Listeria monocytogenes continues to be a major bacterial pathogen for newborn infants in North America. Neonatal listeriosis accounts for approximately 30 percent of the total listeriosis cases reported in the United States. Foodborne outbreaks of listeriosis have been attributed to dairy products and ready-to-eat prepared foods. During outbreaks, a disproportionately high number of cases occur as perinatal infection. In newborns, the high susceptibility to Listeria probably is attributable to delayed activation of macrophages. Production of tumor necrosis factor-α (TNF-α) and interleukin-12 (IL-12), which are essential mediators of host defense against Listeria , are produced in lower concentrations by infected newborn mononuclear cells.

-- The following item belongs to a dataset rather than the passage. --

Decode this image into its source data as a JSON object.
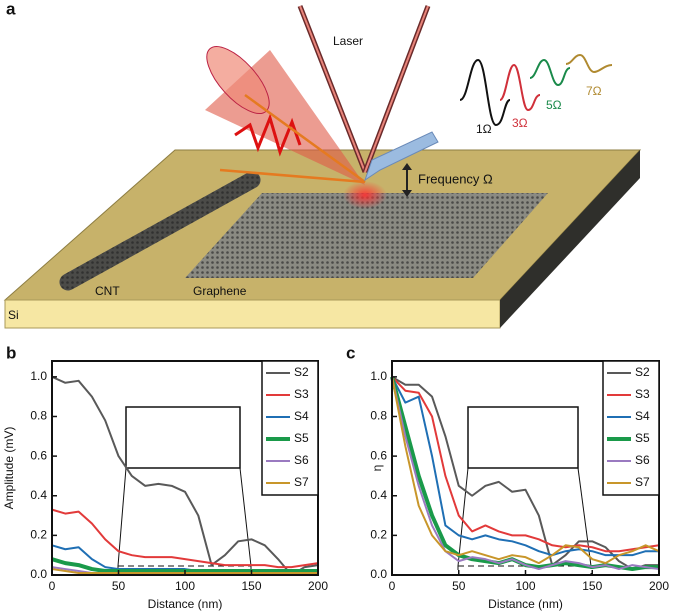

The clinical manifestations of listeriosis are well known. Perinatal infection often is associated with a preceding flulike disease in the pregnant woman. Maternal bacteremia may be present at this stage. Premature labor is common; approximately 70 percent of infected mothers deliver before 35 weeks' gestation. Among infants, two clinical syndromes are identified, early-onset and late-onset listeriosis. Early-onset infection is associated with overwhelming sepsis and a high mortality rate. Late-onset infection, occurring between 7 and 90 days of life, is less severe; however, a high proportion of cases have meningitis. Ampicillin in combination with an aminoglycoside is the preferred treatment for neonatal listeriosis. Removal of Listeria -contaminated food through strict adherence to regulatory standards has led to a decreased incidence of listeriosis in the United States since the early 1990s. Although the incidence of epidemic disease is decreasing in the United States, sporadic cases still do occur. All cases must be identified and treated early to achieve optimal outcome. A high index of suspicion and early intervention are essential.